2 – A ‘q’ tip on smooth shading

If there was one tip about drawing I wish I would have known sooner, it’d be that you can use a Q-tip for smooth shading!

When I first tried using a Q-tip on one of my drawing projects, I thought it was a longshot, but it actually worked; it produced a level of smoothness most blending stumps won’t accomplishment.

Brands? I don’t have any specific brands of this amazing tool to recommend, because in my opinion a Q-tip is just a Q-tip.

A good reason why this is an amazing tool to use when shading, is because the edge of a Q-tip is pure cotton; it’s easier to blend the pencil to a smoothness.

I typically use a Q-tip to smooth out 4b and 6b graphite art projects, like portraits; As far of the paper type, try to stick with drawing paper.

Hope this helps you smooth out your pencil drawings. **Results may vary**

Avoiding graphite crime scenes.

Let’s talk about how to avoid smudging on your drawing.

If I were to tell you about the many times that I smudged my drawings before this trick, the number would at least be in the double digits.

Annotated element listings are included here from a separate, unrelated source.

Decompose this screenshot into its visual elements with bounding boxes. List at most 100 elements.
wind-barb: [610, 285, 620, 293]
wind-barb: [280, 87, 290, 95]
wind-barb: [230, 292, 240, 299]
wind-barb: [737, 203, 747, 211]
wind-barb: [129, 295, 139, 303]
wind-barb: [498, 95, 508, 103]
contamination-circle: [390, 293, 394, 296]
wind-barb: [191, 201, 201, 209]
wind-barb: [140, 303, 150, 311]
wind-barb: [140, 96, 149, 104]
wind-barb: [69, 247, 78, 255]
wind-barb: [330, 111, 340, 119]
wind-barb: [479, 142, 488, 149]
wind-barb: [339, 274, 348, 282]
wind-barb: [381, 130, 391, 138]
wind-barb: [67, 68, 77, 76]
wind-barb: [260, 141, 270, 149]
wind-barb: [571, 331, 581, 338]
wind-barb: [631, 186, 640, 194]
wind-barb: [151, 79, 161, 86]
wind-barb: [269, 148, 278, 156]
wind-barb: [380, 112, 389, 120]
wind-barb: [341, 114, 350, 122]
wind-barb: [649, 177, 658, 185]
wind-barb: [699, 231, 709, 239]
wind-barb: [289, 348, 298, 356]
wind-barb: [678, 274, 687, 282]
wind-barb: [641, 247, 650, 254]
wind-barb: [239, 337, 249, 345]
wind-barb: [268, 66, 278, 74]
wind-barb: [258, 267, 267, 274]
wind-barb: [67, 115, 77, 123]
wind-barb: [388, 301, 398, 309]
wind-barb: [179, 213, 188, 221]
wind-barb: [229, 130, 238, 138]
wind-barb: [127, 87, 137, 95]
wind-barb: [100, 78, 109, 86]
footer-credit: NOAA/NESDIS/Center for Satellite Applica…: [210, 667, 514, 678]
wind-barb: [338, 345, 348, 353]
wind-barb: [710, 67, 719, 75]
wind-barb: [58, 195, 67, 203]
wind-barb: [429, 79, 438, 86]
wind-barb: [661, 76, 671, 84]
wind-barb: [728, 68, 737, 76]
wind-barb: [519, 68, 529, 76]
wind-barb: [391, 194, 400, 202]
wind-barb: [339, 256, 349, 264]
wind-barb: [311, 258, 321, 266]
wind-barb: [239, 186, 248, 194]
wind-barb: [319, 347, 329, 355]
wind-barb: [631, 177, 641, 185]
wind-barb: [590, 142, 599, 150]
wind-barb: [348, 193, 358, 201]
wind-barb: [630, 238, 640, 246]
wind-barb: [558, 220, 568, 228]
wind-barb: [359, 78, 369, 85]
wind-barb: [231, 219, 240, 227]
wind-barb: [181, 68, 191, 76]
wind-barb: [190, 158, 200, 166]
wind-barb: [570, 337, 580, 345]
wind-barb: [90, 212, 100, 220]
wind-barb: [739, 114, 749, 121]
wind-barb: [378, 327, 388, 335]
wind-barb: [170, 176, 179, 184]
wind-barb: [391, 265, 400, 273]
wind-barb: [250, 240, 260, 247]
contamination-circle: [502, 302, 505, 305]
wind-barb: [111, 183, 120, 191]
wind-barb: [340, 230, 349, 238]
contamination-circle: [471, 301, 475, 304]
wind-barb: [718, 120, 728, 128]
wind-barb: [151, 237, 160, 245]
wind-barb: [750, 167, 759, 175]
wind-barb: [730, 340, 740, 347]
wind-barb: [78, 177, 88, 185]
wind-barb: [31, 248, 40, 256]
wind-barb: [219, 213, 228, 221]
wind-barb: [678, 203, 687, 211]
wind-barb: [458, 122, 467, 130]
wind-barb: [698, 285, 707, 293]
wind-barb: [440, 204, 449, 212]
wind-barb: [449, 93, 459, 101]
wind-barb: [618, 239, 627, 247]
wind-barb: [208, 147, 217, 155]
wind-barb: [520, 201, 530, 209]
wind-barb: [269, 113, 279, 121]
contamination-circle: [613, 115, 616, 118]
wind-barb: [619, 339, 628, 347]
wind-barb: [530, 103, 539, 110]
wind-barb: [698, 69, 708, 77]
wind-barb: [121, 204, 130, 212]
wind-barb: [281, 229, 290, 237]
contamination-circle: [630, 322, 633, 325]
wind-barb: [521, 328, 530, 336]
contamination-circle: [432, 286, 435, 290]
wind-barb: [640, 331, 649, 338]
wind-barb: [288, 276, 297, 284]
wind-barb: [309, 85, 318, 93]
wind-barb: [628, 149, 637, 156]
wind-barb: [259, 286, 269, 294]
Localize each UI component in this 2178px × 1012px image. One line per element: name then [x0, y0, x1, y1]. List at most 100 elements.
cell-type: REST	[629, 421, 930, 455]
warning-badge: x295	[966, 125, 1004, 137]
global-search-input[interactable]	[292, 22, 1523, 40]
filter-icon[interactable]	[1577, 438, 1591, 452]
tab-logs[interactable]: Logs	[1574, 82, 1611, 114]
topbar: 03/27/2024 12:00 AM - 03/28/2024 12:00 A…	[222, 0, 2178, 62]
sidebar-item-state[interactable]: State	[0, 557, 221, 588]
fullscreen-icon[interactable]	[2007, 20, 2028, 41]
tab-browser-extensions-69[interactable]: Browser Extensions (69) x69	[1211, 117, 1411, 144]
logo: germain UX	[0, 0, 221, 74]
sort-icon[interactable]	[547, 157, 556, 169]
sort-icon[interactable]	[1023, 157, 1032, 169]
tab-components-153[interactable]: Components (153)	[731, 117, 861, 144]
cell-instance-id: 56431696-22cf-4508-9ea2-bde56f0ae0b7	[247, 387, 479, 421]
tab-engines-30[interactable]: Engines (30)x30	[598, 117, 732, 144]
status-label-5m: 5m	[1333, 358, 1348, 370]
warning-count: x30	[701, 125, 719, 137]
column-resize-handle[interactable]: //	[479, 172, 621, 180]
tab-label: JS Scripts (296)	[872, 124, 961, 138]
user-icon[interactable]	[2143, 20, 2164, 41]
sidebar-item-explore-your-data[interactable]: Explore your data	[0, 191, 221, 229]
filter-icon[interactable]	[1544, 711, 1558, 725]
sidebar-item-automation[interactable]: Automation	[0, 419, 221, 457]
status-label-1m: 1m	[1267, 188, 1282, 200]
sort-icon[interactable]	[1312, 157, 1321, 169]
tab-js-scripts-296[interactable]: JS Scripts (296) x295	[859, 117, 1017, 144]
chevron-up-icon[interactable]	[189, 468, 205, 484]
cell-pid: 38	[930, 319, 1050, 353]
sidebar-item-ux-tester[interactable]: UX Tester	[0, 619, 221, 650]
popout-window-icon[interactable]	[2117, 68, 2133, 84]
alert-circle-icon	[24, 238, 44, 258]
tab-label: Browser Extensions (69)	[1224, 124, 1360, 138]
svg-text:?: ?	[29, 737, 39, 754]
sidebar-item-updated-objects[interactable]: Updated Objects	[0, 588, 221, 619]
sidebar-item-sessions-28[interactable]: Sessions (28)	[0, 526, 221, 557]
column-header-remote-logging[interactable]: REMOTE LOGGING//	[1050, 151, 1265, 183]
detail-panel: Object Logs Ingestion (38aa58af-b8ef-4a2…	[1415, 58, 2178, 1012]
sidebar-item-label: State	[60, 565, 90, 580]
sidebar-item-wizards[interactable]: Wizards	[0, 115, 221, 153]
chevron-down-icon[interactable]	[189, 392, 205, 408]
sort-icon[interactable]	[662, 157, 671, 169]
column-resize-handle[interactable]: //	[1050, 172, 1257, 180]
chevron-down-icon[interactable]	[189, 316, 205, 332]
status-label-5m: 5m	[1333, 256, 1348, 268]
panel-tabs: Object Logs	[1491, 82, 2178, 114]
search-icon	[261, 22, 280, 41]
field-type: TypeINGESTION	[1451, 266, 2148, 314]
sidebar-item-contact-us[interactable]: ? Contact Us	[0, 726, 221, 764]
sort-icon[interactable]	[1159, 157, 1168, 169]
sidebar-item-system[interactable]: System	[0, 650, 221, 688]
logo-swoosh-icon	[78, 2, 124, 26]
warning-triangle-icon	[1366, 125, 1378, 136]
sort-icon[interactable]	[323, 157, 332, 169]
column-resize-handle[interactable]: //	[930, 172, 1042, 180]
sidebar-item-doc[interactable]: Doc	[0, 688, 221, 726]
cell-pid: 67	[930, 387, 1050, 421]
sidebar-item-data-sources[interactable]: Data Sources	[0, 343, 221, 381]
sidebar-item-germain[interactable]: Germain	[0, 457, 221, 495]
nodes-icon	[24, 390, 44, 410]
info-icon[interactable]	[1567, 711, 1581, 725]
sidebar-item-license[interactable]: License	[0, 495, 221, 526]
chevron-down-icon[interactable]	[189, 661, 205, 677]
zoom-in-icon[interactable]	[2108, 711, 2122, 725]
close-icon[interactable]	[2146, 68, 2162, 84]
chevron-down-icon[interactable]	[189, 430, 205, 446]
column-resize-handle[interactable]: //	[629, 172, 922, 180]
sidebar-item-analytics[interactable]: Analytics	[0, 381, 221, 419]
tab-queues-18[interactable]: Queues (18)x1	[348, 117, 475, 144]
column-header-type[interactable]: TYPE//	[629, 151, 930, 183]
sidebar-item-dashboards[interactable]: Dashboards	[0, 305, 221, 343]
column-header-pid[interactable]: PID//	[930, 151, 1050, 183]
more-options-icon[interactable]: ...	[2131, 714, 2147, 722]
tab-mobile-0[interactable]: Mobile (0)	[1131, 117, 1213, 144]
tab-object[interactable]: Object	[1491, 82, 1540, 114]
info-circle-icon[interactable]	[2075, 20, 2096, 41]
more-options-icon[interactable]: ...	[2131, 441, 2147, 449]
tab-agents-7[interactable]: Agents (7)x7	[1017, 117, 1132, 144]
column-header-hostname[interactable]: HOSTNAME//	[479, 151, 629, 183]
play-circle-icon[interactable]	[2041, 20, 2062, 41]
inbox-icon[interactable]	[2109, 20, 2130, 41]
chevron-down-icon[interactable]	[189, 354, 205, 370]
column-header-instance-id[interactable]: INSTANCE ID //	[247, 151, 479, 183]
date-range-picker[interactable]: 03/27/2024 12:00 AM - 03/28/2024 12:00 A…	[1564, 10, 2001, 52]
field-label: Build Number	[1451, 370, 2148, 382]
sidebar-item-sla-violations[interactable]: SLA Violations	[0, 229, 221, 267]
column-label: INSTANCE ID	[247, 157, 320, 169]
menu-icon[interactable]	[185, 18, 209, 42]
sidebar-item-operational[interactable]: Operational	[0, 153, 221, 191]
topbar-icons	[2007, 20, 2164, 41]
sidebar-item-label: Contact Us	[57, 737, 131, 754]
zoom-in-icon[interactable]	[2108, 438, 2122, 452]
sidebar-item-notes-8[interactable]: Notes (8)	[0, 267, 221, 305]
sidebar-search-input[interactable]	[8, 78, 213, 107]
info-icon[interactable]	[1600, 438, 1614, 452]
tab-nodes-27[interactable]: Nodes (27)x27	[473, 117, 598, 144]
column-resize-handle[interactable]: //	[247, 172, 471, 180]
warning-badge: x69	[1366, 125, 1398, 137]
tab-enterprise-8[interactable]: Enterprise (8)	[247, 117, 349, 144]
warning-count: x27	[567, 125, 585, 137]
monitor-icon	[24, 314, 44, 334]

If I had to describe smudging … It’s when the edge of your palm is resting on your drawing canvas, and it slipped your mind that your hand is in “the danger zone” with graphite. This is probably because you’re so focused on the progress of the drawing.

Later on you find out that your creation was almost ruined by this common culprit; You’ll notice the graphite on the edge of your palm as evidence of this horrendous crime scene.

To avoid accidents, like smudging, I typically use a 4 inch by 4 inch piece of printing paper, because it’s an even square. Printing paper usually has a smooth surface as well.

On a side note: If you have a larger hand, I would use a larger piece of paper.

You’ll then place that piece of paper in between the edge of your palm and your drawing canvas; You can avoid smudging pencil lines or areas already shaded this way while you draw.